One of the first man-made fibres, rayon was first developed as an artificial silk in 1855. The fabric wasn't used for clothing until the early 1900s, when it was patented under the name "viscose." Nylon was developed much later, in the late 1930s, when it was manufactured for toothbrush bristles. By the early 1940s, nylon hosiery was being mass produced, which increased the fabric's popularity in women's wear.
Most nylon manufactured today is nylon 6.6, a chemical composition that was developed by DuPont in 1935. A thermoplastic material, the fibre is produced by combining equal parts diamine and dicarboxylic acid, which react and create nylon salt. This compound is high in carbon, hydrogen and nitrogen. The salt is heated and dehydrated to form the polymer, which is melted and spun to create the nylon fibre.

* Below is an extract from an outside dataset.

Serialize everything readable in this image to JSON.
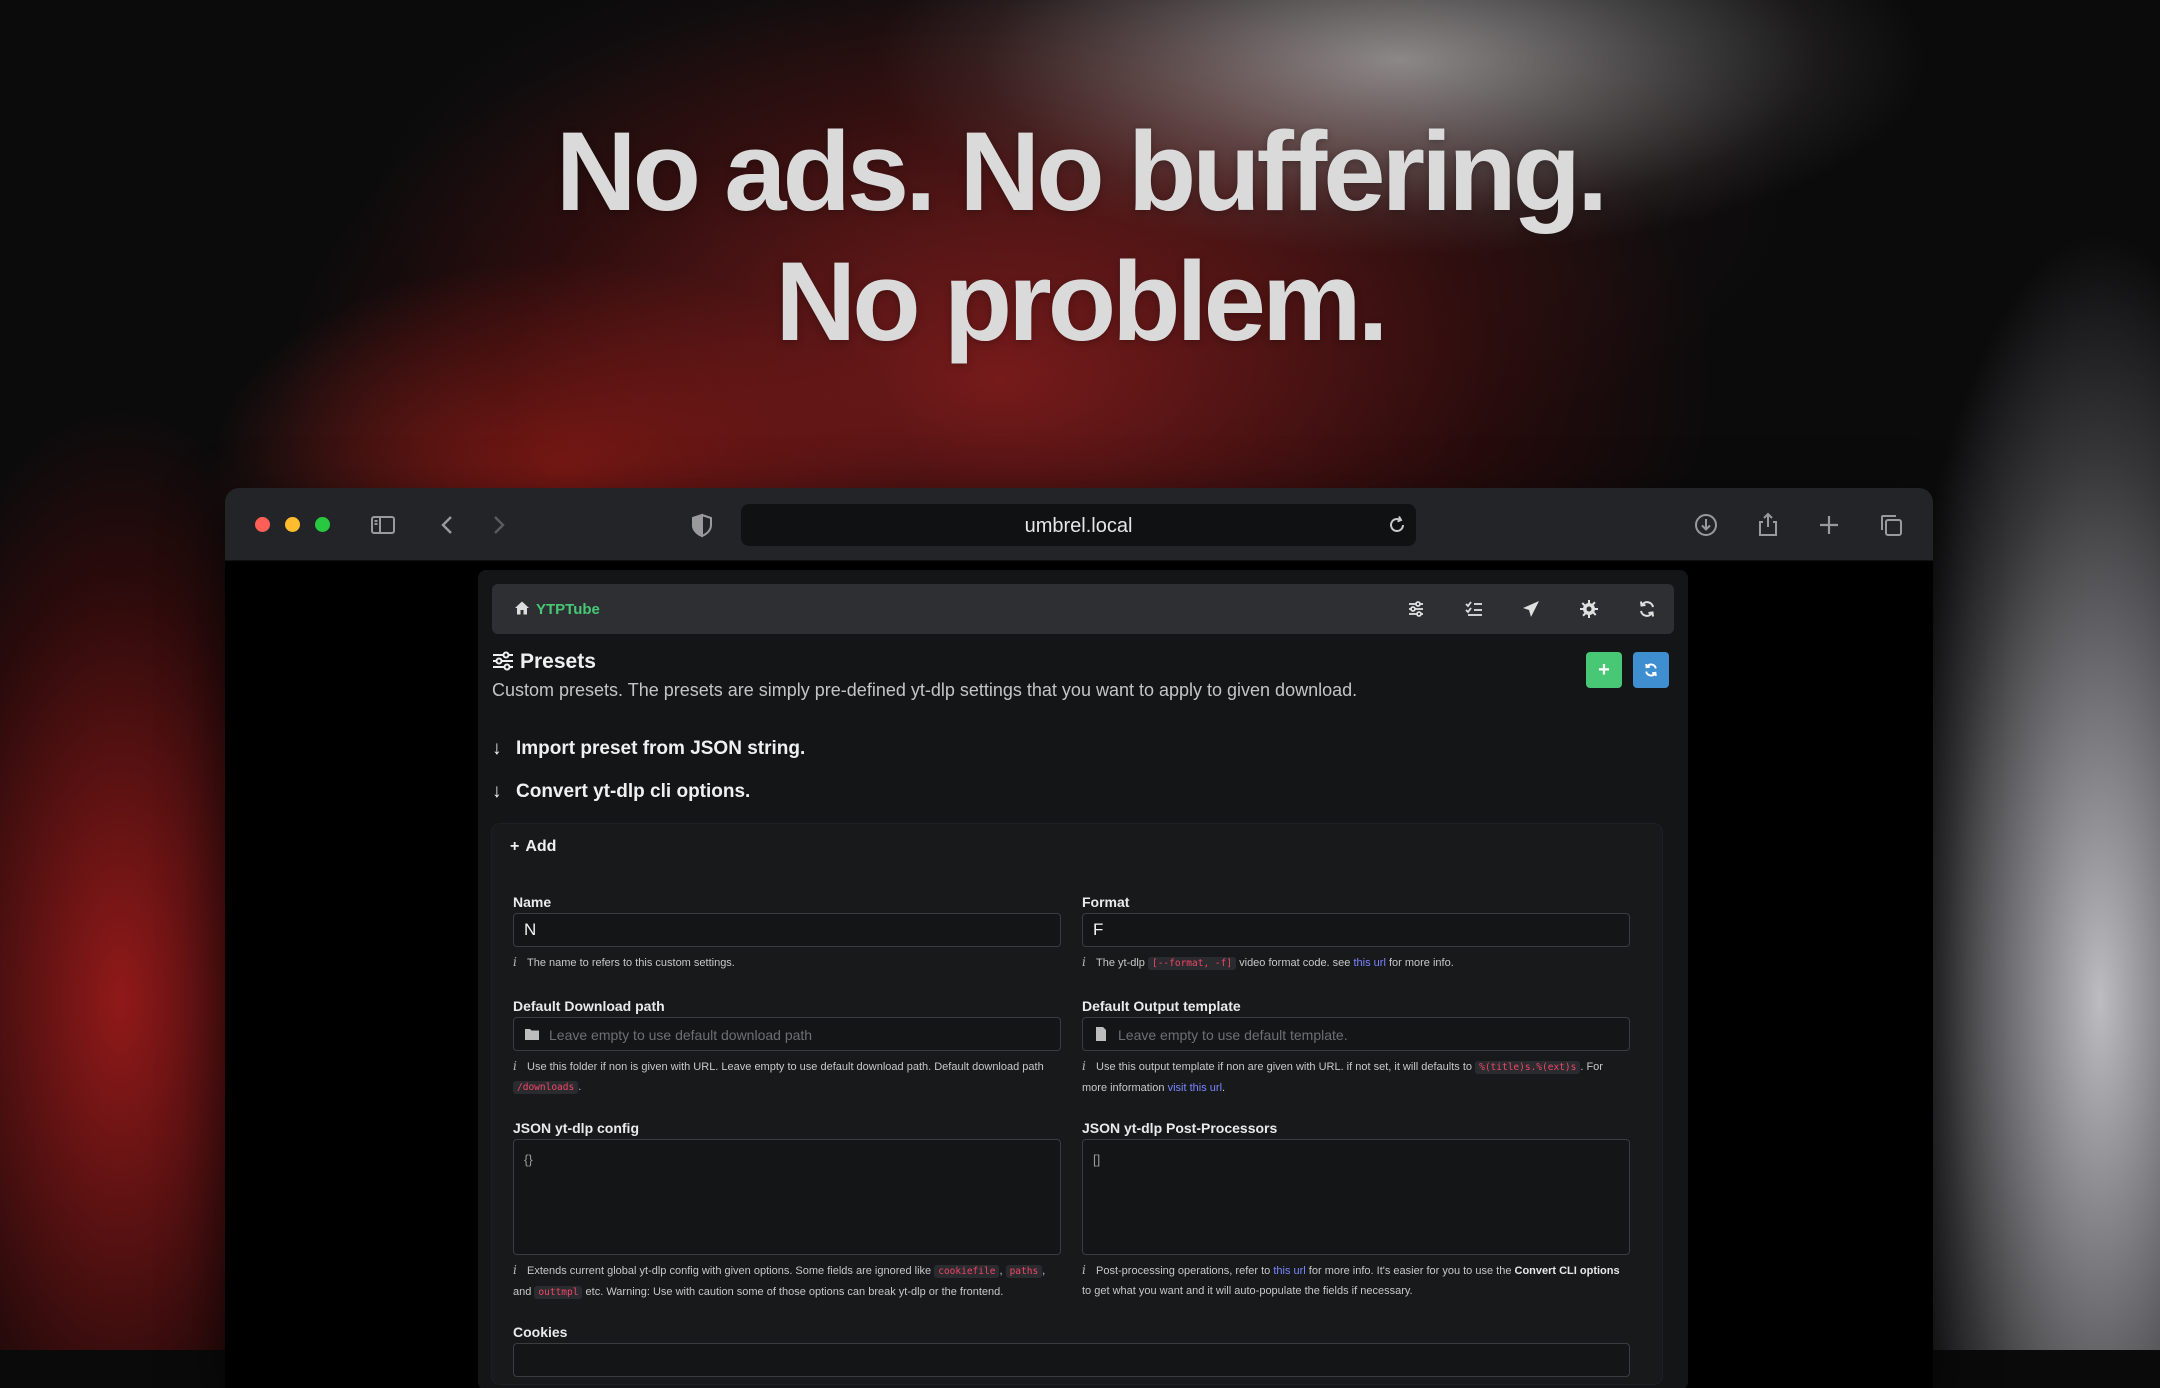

One of the major differences between nylon and rayon is their chemical make-up. Rayon is made from organic matter. A cellulose fibre, meaning it's derived from wood, rayon is made from a high-grade wood pulp called "dissolving cellulose." The pulp is refined with a caustic soda or lye solution before it's streamed through a spinneret, a device that resembles a shower head. The fibres solidify in an alkali-based bath to produce fine silken fibres.
Nylon fibres are stronger than rayon, producing a smooth fabric that's strong, elastic and abrasion-resistant. It's difficult to permanently mar the man-made fabric, because it's resistant to oil and chemical stains, and easy to wash. Unlike nylon, rayon is a highly absorbent fabric that can be more luxurious to the touch. However, the fabric is more fragile; rayon can be more difficult to wash and must be dried flat. Furthermore, unlike nylon, rayon has a low melting point, so rayon fabric must be ironed with a medium to cool iron.

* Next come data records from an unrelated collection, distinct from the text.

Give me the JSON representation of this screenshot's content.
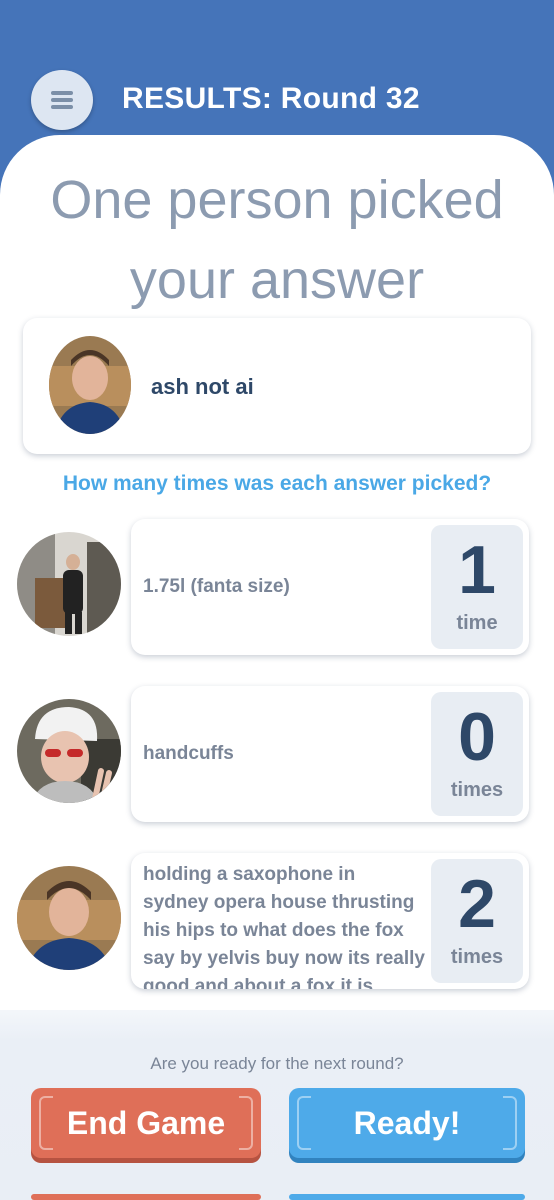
{
  "header": {
    "title": "RESULTS: Round 32",
    "menu_icon": "menu-icon"
  },
  "headline": "One person picked your answer",
  "picker": {
    "name": "ash not ai"
  },
  "question": "How many times was each answer picked?",
  "answers": [
    {
      "text": "1.75l (fanta size)",
      "count": "1",
      "unit": "time"
    },
    {
      "text": "handcuffs",
      "count": "0",
      "unit": "times"
    },
    {
      "text": "holding a saxophone in sydney opera house thrusting his hips to what does the fox say by yelvis buy now its really good and about a fox it is",
      "count": "2",
      "unit": "times"
    }
  ],
  "footer": {
    "prompt": "Are you ready for the next round?",
    "end_label": "End Game",
    "ready_label": "Ready!"
  },
  "colors": {
    "header_blue": "#4574b9",
    "end_red": "#df6f58",
    "ready_blue": "#4eaae9",
    "accent_text": "#4aa8e6"
  }
}
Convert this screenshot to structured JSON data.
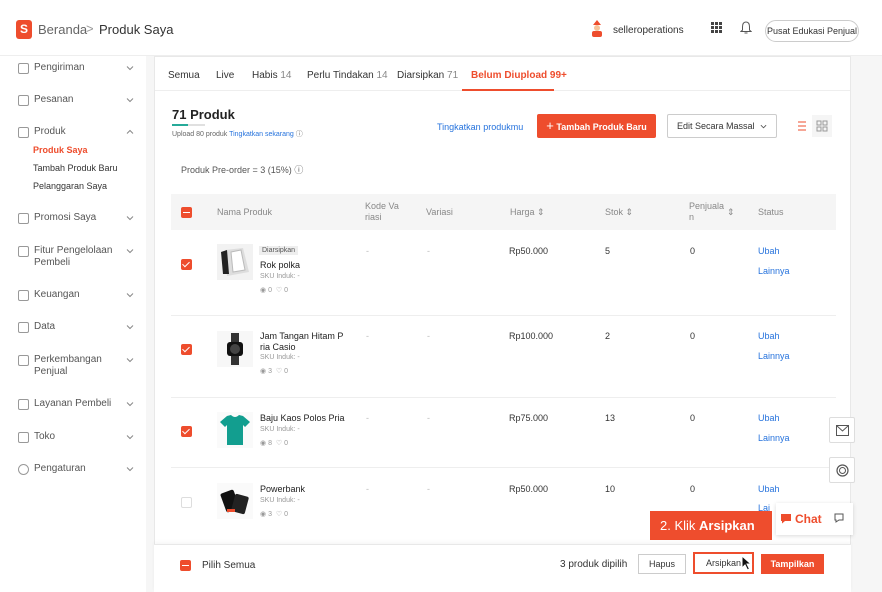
{
  "header": {
    "breadcrumb_home": "Beranda",
    "breadcrumb_sep": ">",
    "breadcrumb_current": "Produk Saya",
    "logo_letter": "S",
    "seller_name": "selleroperations",
    "edu_button": "Pusat Edukasi Penjual"
  },
  "sidebar": {
    "items": [
      {
        "label": "Pengiriman"
      },
      {
        "label": "Pesanan"
      },
      {
        "label": "Produk"
      },
      {
        "label": "Promosi Saya"
      },
      {
        "label": "Fitur Pengelolaan Pembeli"
      },
      {
        "label": "Keuangan"
      },
      {
        "label": "Data"
      },
      {
        "label": "Perkembangan Penjual"
      },
      {
        "label": "Layanan Pembeli"
      },
      {
        "label": "Toko"
      },
      {
        "label": "Pengaturan"
      }
    ],
    "sub_items": [
      {
        "label": "Produk Saya"
      },
      {
        "label": "Tambah Produk Baru"
      },
      {
        "label": "Pelanggaran Saya"
      }
    ]
  },
  "tabs": [
    {
      "label": "Semua",
      "count": ""
    },
    {
      "label": "Live",
      "count": ""
    },
    {
      "label": "Habis",
      "count": "14"
    },
    {
      "label": "Perlu Tindakan",
      "count": "14"
    },
    {
      "label": "Diarsipkan",
      "count": "71"
    },
    {
      "label": "Belum Diupload",
      "count": "99+"
    }
  ],
  "summary": {
    "product_count": "71 Produk",
    "upload_progress": 0.47,
    "upload_note": "Upload 80 produk",
    "upload_link": "Tingkatkan sekarang",
    "upgrade_link": "Tingkatkan produkmu",
    "add_button": "Tambah Produk Baru",
    "mass_edit": "Edit Secara Massal",
    "preorder": "Produk Pre-order = 3 (15%)"
  },
  "table": {
    "headers": {
      "name": "Nama Produk",
      "code": "Kode Va riasi",
      "variation": "Variasi",
      "price": "Harga",
      "stock": "Stok",
      "sales": "Penjuala n",
      "status": "Status"
    },
    "rows": [
      {
        "tag": "Diarsipkan",
        "name": "Rok polka",
        "sku": "SKU Induk: -",
        "views": "0",
        "likes": "0",
        "code": "-",
        "variation": "-",
        "price": "Rp50.000",
        "stock": "5",
        "sales": "0",
        "action1": "Ubah",
        "action2": "Lainnya"
      },
      {
        "tag": "",
        "name": "Jam Tangan Hitam P ria Casio",
        "sku": "SKU Induk: -",
        "views": "3",
        "likes": "0",
        "code": "-",
        "variation": "-",
        "price": "Rp100.000",
        "stock": "2",
        "sales": "0",
        "action1": "Ubah",
        "action2": "Lainnya"
      },
      {
        "tag": "",
        "name": "Baju Kaos Polos Pria",
        "sku": "SKU Induk: -",
        "views": "8",
        "likes": "0",
        "code": "-",
        "variation": "-",
        "price": "Rp75.000",
        "stock": "13",
        "sales": "0",
        "action1": "Ubah",
        "action2": "Lainnya"
      },
      {
        "tag": "",
        "name": "Powerbank",
        "sku": "SKU Induk: -",
        "views": "3",
        "likes": "0",
        "code": "-",
        "variation": "-",
        "price": "Rp50.000",
        "stock": "10",
        "sales": "0",
        "action1": "Ubah",
        "action2": "Lai"
      }
    ]
  },
  "bottom": {
    "select_all": "Pilih Semua",
    "selected": "3 produk dipilih",
    "delete": "Hapus",
    "archive": "Arsipkan",
    "show": "Tampilkan"
  },
  "callout": {
    "prefix": "2. Klik",
    "action": "Arsipkan"
  },
  "chat": {
    "label": "Chat"
  },
  "colors": {
    "accent": "#ee4d2d",
    "link": "#2673dd",
    "progress": "#26aa99"
  }
}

Rayon fabric is used in fashion, home textiles and woven surgical products, such as tape and sponges. In fashion, the fabric is used to make silken blouses, sweaters and dresses, and it's popular for bedspreads and linen in the home textile industry. Though nylon is still used for foundation garments and stockings, it's also used for high-performance athletic apparel. Athletic nylon is often engineered to wick or moves water away from the body. In the home industry, nylon can be used for carpets and heavy duty curtains. Other uses include fishing line, dental floss, and conveyor and safety belts.